Trump Escalates Global Tariffs to 15% After Supreme Court Setback, Triggering Fresh Trade Uncertainty
In a dramatic escalation of trade tensions, U.S. President Donald Trump has increased the global tariff rate from 10% to 15%, intensifying volatility in international markets. The decision follows a 6–3 ruling by the Supreme Court of the United States that rejected his previous approach to imposing broad-based tariffs.
Taking to his social media platform, Truth Social, Trump defended the move, stating that the new tariff level falls within the maximum limit permitted under Section 122 of the Trade Act. This provision allows the president to temporarily impose duties—up to 15% for 150 days—to address serious balance-of-payments deficits.
Court Clash and Political Fallout
The Supreme Court’s majority opinion invalidated the earlier tariff framework, prompting sharp criticism from Trump, who described the ruling as flawed and damaging to national interests. He asserted that the revised tariff rate was introduced after a comprehensive review of the Court’s judgment and emphasized that the administration would soon unveil additional trade measures aligned with its broader economic agenda.
However, the move has rattled global markets.
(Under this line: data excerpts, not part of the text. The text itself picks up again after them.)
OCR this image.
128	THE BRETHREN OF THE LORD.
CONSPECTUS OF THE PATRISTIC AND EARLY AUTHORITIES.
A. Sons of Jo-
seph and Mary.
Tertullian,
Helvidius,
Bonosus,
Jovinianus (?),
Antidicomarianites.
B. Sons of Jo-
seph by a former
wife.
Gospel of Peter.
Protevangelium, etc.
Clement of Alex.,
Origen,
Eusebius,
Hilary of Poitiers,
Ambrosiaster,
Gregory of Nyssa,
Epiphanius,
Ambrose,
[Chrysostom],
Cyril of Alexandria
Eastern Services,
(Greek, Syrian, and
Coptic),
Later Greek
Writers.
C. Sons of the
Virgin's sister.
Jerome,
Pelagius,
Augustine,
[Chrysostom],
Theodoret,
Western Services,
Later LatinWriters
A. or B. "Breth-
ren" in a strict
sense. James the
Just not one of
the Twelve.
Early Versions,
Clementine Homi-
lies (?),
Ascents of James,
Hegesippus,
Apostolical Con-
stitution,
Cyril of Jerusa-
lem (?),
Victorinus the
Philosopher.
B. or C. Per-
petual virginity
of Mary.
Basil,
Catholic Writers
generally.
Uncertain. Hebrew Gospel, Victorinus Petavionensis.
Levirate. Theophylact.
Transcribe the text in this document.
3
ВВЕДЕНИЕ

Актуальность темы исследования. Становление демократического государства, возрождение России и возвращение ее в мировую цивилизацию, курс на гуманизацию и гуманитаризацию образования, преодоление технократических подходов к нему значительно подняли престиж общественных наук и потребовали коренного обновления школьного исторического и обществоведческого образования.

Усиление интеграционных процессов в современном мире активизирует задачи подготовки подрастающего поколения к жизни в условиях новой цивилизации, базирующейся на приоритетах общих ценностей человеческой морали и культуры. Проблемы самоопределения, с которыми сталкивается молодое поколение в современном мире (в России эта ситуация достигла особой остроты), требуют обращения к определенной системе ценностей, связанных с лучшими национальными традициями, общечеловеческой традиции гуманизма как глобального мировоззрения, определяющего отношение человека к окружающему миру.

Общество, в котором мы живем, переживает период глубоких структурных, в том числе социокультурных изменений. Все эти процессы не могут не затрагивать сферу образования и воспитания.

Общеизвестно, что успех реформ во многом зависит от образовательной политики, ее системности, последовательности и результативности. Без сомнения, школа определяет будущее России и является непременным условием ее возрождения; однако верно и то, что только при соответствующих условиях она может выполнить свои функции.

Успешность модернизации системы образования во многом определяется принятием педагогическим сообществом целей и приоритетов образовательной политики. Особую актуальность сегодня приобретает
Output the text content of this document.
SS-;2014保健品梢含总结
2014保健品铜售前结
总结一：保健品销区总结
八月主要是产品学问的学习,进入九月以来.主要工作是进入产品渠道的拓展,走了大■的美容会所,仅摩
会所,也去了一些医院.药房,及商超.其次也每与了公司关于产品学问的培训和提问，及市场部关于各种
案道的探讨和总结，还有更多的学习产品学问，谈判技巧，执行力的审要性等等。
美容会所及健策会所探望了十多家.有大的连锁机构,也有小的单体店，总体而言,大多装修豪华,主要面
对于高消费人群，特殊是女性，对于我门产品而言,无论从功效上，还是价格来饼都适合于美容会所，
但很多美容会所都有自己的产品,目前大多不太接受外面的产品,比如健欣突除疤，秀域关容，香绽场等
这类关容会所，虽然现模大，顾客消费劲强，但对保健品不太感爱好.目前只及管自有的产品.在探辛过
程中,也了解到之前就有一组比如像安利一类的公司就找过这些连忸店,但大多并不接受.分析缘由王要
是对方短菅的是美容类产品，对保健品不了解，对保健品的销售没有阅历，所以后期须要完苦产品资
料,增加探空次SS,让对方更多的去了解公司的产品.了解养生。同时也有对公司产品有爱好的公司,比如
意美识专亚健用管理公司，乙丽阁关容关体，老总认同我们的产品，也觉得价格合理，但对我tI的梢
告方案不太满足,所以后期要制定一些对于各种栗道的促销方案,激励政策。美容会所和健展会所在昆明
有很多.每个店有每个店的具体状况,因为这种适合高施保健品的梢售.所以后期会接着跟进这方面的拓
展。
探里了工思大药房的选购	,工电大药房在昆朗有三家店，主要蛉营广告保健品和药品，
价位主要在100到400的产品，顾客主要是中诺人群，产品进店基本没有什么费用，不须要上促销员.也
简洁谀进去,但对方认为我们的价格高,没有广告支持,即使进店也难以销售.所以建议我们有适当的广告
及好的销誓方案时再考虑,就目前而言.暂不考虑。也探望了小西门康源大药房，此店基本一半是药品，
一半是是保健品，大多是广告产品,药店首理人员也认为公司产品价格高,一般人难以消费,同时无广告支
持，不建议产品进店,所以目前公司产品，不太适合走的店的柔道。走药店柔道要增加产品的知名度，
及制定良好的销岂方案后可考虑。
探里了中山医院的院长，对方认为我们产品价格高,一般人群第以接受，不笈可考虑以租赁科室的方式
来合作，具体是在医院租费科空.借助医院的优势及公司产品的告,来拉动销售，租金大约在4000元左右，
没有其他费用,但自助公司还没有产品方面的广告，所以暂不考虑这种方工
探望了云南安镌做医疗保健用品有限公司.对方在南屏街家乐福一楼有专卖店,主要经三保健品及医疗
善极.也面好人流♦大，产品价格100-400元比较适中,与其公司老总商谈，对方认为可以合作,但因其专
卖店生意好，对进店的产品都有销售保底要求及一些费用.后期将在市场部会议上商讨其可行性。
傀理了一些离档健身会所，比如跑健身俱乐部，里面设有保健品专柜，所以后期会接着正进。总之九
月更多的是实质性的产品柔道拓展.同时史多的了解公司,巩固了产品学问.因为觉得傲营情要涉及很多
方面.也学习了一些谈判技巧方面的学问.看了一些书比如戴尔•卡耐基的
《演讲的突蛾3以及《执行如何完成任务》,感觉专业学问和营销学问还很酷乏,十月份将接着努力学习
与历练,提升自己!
Analysts warn that sudden shifts in tariff policy make it difficult for exporters and multinational corporations to plan production, pricing, and supply chains. Economists also point out that the United States does not run uniform trade deficits with all countries, which could complicate the legal foundation of a blanket tariff increase.
Brazil and the Politics of Tariffs
One of the most controversial examples involves Brazil. Despite the U.S. maintaining a $14 billion trade surplus with Brazil, Washington imposed a steep 50% tariff on Brazilian goods. Observers interpret the move as politically charged, particularly amid tensions surrounding Brazil’s domestic leadership under President Luiz Inácio Lula da Silva and his political rivalry with former President Jair Bolsonaro, who has enjoyed Trump’s support.
Critics argue that such measures blur the line between trade policy and geopolitical strategy, raising concerns about consistency and fairness in U.S. economic diplomacy.
What Comes After 150 Days?
Section 122 authorizes tariffs for a limited 150-day period. Trump has indicated that these temporary levies may later transition into longer-term measures under Section 301 of the Trade Act. Section 301 allows the U.S. government to impose more permanent duties if foreign trade practices are deemed unfair or discriminatory—but it requires detailed investigations, product-level analysis, and formal notification procedures by the Office of the U.S. Trade Representative.
The United States previously invoked Section 301 against India in 2020 over its Digital Services Tax (DST). Washington argued that India’s 2% levy disproportionately targeted American technology companies such as Google, Amazon, and Meta Platforms. Earlier this month, under an interim framework agreement, India agreed to phase out the tax to avoid the reimposition of retaliatory tariffs.
Growing Legal and Economic Questions
Trade experts caution that expanding tariff powers beyond traditional deficit concerns could invite further legal challenges. Since trade relationships differ significantly country by country, blanket measures may struggle to withstand judicial scrutiny.
For now, the global trading community faces renewed uncertainty. Businesses across continents must reassess supply chains, pricing strategies, and risk exposure as Washington signals a tougher, more unpredictable trade stance.
Summary
President Donald Trump has raised global tariffs from 10% to 15% under Section 122 of the Trade Act after the U.S. Supreme Court struck down his earlier tariff authority. The move is expected to heighten global trade instability and may face additional legal challenges. Trump has also indicated plans to transition to more permanent tariffs under Section 301, a measure previously used against India over its Digital Services Tax. The escalation has drawn criticism from economists and trade experts concerned about its economic and legal implications.